In its Q2 2016 results news release, Kinross announced that the Company and the Government of Mauritania resolved the expatriate work permit issue as part of reaching a mutually acceptable "Mauritanization" plan to increase the number of local workers who have the necessary skills and experience to work at Tasiast, a requirement under Mauritanian law. As well, labour negotiations respecting the Company's collective labour agreement at Tasiast are expected to recommence in the next two weeks.


At Maricunga, the Company has placed the mine into suspension. As previously disclosed, due to other capital priorities in its global portfolio, the Company decided to suspend mining at Maricunga in Q4 2016.

The suspension was implemented earlier than planned after a judicial decision in Chile concluded that the country's environmental regulatory authority's (SMA) revised June 24, 2016 sanction was enforceable. The sanction, among other things, substantially reduced water pumping at Maricunga, which caused the mine to suspend mining and crushing activities and curtail processing at the end of July 2016. The advanced timing of suspension at Maricunga is not expected to affect the Company's 2016 production and cost guidance.

Kinross continues to vigorously oppose the SMA's unprecedented actions and has various appeals pending with Chile's Environmental Tribunal. The Company disagrees with the original resolution on which the subsequent SMA orders are based, as it is technically and legally flawed and relies on contested scientific findings. Kinross is committed to responsible environmental management and has taken numerous measures and performed various studies over the years to understand the causes of the current situation and mitigate impacts of its water use. The Atacama Region, where Maricunga is located, has also suffered from a protracted drought for many years, resulting in a drop in groundwater levels across the region that is unrelated to the mine's operations.

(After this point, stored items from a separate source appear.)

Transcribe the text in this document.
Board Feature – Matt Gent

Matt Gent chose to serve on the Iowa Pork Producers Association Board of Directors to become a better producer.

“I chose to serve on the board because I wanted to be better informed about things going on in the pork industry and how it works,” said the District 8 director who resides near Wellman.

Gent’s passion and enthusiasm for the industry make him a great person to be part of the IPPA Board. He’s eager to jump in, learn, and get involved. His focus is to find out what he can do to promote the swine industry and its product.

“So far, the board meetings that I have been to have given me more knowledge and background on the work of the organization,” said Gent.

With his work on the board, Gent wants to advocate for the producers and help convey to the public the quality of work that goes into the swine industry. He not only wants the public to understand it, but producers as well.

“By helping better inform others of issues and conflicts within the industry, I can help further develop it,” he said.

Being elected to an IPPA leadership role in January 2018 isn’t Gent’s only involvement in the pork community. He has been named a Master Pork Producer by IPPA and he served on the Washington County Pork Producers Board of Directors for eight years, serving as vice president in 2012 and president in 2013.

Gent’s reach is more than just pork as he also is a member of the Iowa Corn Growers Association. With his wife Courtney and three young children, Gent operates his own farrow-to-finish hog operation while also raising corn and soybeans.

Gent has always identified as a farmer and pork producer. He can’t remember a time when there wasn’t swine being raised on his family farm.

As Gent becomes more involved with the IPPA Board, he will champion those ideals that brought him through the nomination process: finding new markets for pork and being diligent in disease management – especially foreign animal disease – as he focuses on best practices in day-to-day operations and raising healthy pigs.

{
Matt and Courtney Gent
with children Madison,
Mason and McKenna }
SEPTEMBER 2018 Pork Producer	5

As a result of the suspension, the Company is reducing its mining and crushing workforce at Maricunga by approximately 300 employees. Kinross will continue to explore further permitting efforts and review the operation and its mineral resource model to consider possible options for re-starting mining. The Company continues to advance permitting efforts at the nearby La Coipa project with exploration work also continuing this year.

At December 31, 2015, the Maricunga mine had estimated proven and probable mineral reserves of 1.042 million ounces, estimated measured and indicated mineral resources of 4.275 million ounces and estimated inferred mineral resources of 1.053 million ounces1. The mineral reserve estimates were prepared using a $1,200 per ounce gold price, and the mineral resource estimates were prepared using a $1,400 per ounce gold price.